Thus, the equation of the curve is:

\(y = \frac{1}{2}(3x-5)^4 - \frac{1}{2}x^3\)

To find the equation of the curve, we need to integrate the derivative \(\frac{dy}{dx} = \frac{3}{x^4} + 32x^3\).

Integrating \(\frac{3}{x^4}\) gives \(-\frac{1}{x^3}\).

Integrating \(32x^3\) gives \(8x^4\).

Thus, the general solution is \(y = -\frac{1}{x^3} + 8x^4 + c\).

We use the point \(\left( \frac{1}{2}, 4 \right)\) to find \(c\).

Substitute \(x = \frac{1}{2}\) and \(y = 4\) into the equation:

\(4 = -\frac{1}{(\frac{1}{2})^3} + 8(\frac{1}{2})^4 + c\)

\(4 = -8 + \frac{1}{2} + c\)

\(4 = -8 + 0.5 + c\)

\(4 = -7.5 + c\)

\(c = 4 + 7.5 = 11.5\)

Therefore, the equation of the curve is \(y = -\frac{1}{x^3} + 8x^4 + \frac{23}{2}\).

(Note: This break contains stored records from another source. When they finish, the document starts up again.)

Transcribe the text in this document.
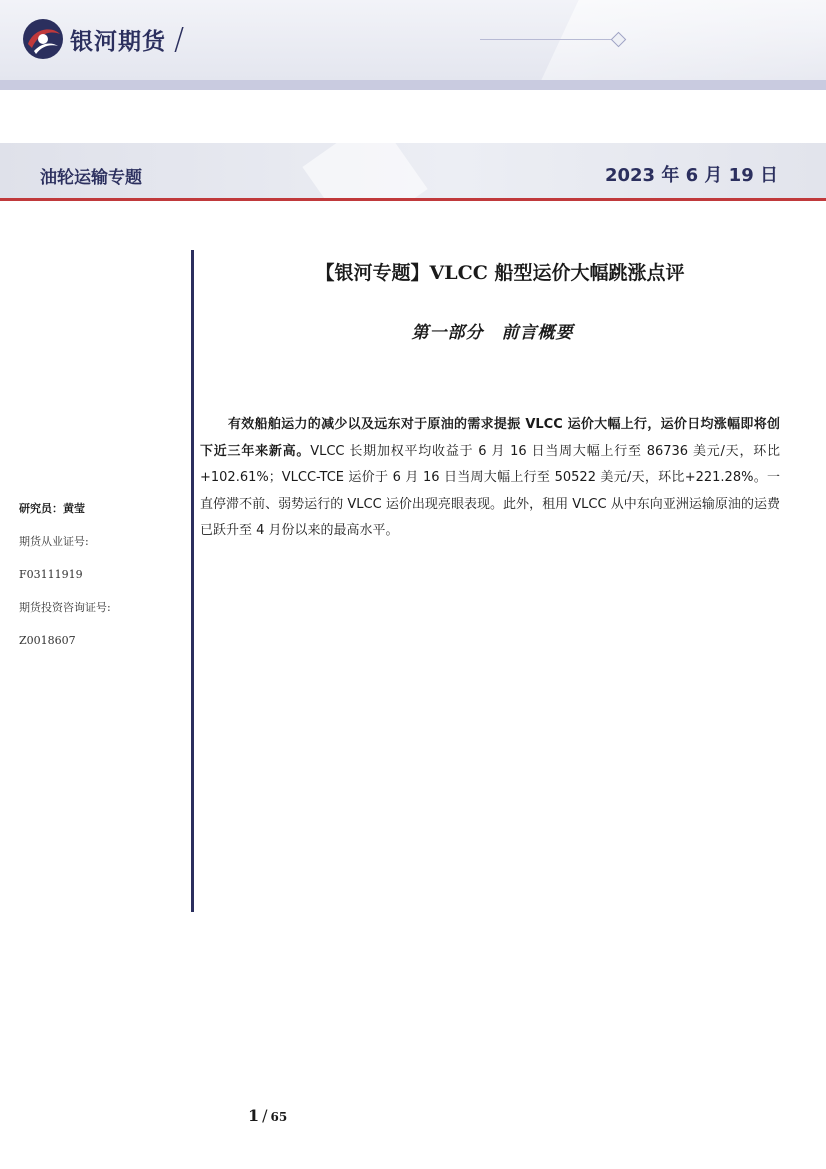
银河期货 /
油轮运输专题	2023 年 6 月 19 日
研究员：黄莹
期货从业证号:
F03111919
期货投资咨询证号:
Z0018607
【银河专题】VLCC 船型运价大幅跳涨点评
第一部分　前言概要
有效船舶运力的减少以及远东对于原油的需求提振 VLCC 运价大幅上行，运价日均涨幅即将创下近三年来新高。VLCC 长期加权平均收益于 6 月 16 日当周大幅上行至 86736 美元/天，环比+102.61%；VLCC-TCE 运价于 6 月 16 日当周大幅上行至 50522 美元/天，环比+221.28%。一直停滞不前、弱势运行的 VLCC 运价出现亮眼表现。此外，租用 VLCC 从中东向亚洲运输原油的运费已跃升至 4 月份以来的最高水平。
1 / 65
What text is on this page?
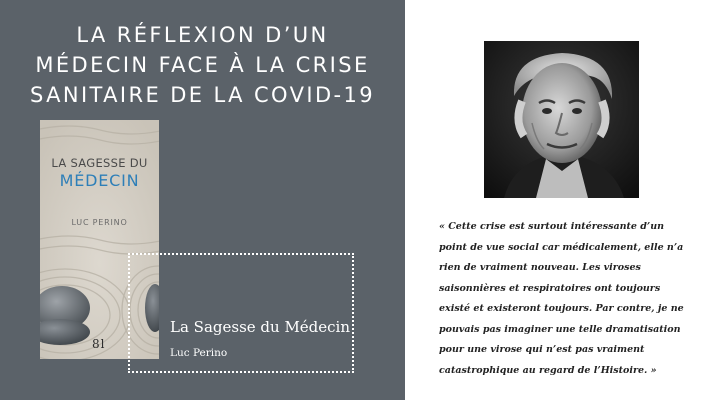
LA RÉFLEXION D’UN
MÉDECIN FACE À LA CRISE
SANITAIRE DE LA COVID-19
LA SAGESSE DU
MÉDECIN
LUC PERINO
8l
La Sagesse du Médecin
Luc Perino
« Cette crise est surtout intéressante d’un
point de vue social car médicalement, elle n’a
rien de vraiment nouveau. Les viroses
saisonnières et respiratoires ont toujours
existé et existeront toujours. Par contre, je ne
pouvais pas imaginer une telle dramatisation
pour une virose qui n’est pas vraiment
catastrophique au regard de l’Histoire. »
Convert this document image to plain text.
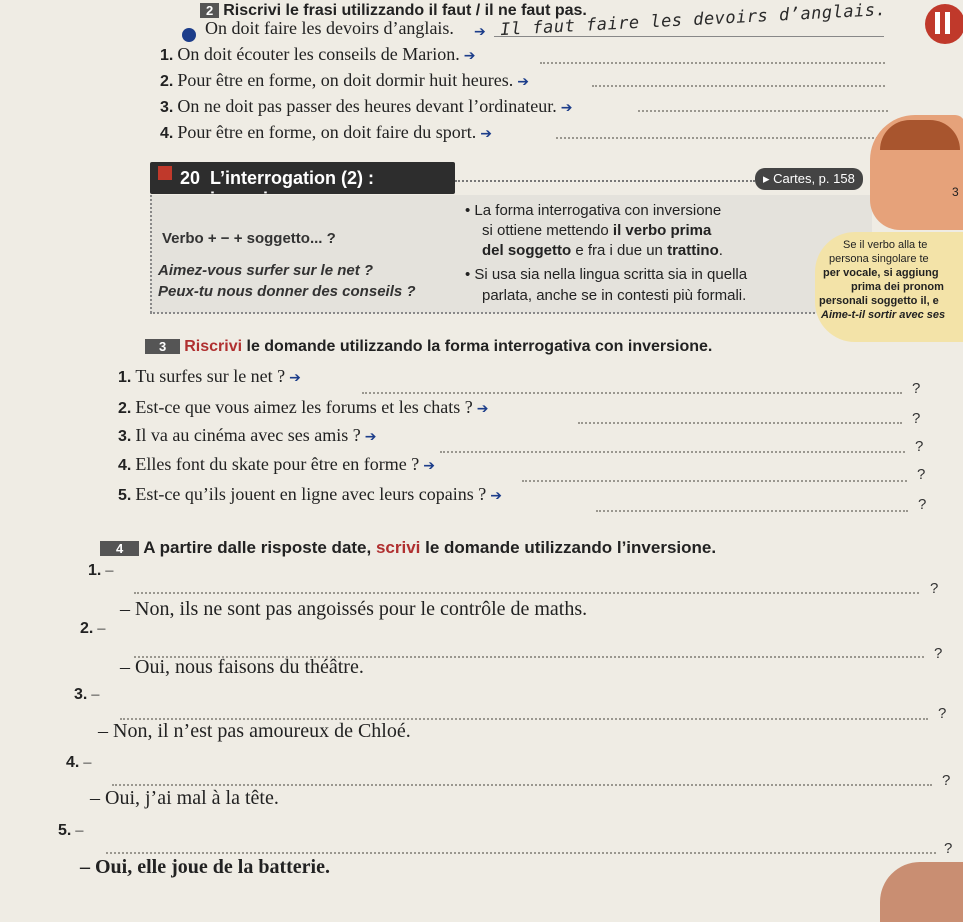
2 Riscrivi le frasi utilizzando il faut / il ne faut pas.
On doit faire les devoirs d’anglais. ➔ Il faut faire les devoirs d’anglais.
1. On doit écouter les conseils de Marion. ➔
2. Pour être en forme, on doit dormir huit heures. ➔
3. On ne doit pas passer des heures devant l’ordinateur. ➔
4. Pour être en forme, on doit faire du sport. ➔
20 L’interrogation (2) :	▸ Cartes, p. 158
Verbo + − + soggetto... ?
Aimez-vous surfer sur le net ?
Peux-tu nous donner des conseils ?
• La forma interrogativa con inversione
si ottiene mettendo il verbo prima
del soggetto e fra i due un trattino.
• Si usa sia nella lingua scritta sia in quella
parlata, anche se in contesti più formali.
Se il verbo alla te
persona singolare te
per vocale, si aggiung
prima dei pronom
personali soggetto il, e
Aime-t-il sortir avec ses
3
3 Riscrivi le domande utilizzando la forma interrogativa con inversione.
1. Tu surfes sur le net ? ➔
?
2. Est-ce que vous aimez les forums et les chats ? ➔
?
3. Il va au cinéma avec ses amis ? ➔
?
4. Elles font du skate pour être en forme ? ➔	?
5. Est-ce qu’ils jouent en ligne avec leurs copains ? ➔	?
4 A partire dalle risposte date, scrivi le domande utilizzando l’inversione.
1. –
?
– Non, ils ne sont pas angoissés pour le contrôle de maths.
2. –
?
– Oui, nous faisons du théâtre.
3. –
?
– Non, il n’est pas amoureux de Chloé.
4. –
?
– Oui, j’ai mal à la tête.
5. –
?
– Oui, elle joue de la batterie.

To find the equation of the curve, we need to integrate \(\frac{dy}{dx} = \frac{6}{(3x - 2)^3}\).

Let \(u = 3x - 2\), then \(\frac{du}{dx} = 3\) or \(dx = \frac{du}{3}\).

Substitute into the integral:

\(\int \frac{6}{u^3} \cdot \frac{du}{3} = 2 \int u^{-3} \, du\).

The integral of \(u^{-3}\) is \(\frac{u^{-2}}{-2}\), so:

\(2 \left( \frac{u^{-2}}{-2} \right) = -u^{-2} + c\).

Substitute back \(u = 3x - 2\):

\(y = -(3x-2)^{-2} + c\).

Using the point \(A(1, -3)\), substitute \(x = 1\) and \(y = -3\):

\(-3 = -(3(1)-2)^{-2} + c\).

\(-3 = -1 + c\).

\(c = -2\).

Thus, the equation of the curve is:

\(y = -(3x-2)^{-2} - 2\).

(a) To find \(\int_{1}^{\infty} f(x) \, dx\), we first integrate \(f(x) = \frac{2}{(x+2)^2}\).

The integral of \(\frac{2}{(x+2)^2}\) is \(\frac{-2}{x+2}\).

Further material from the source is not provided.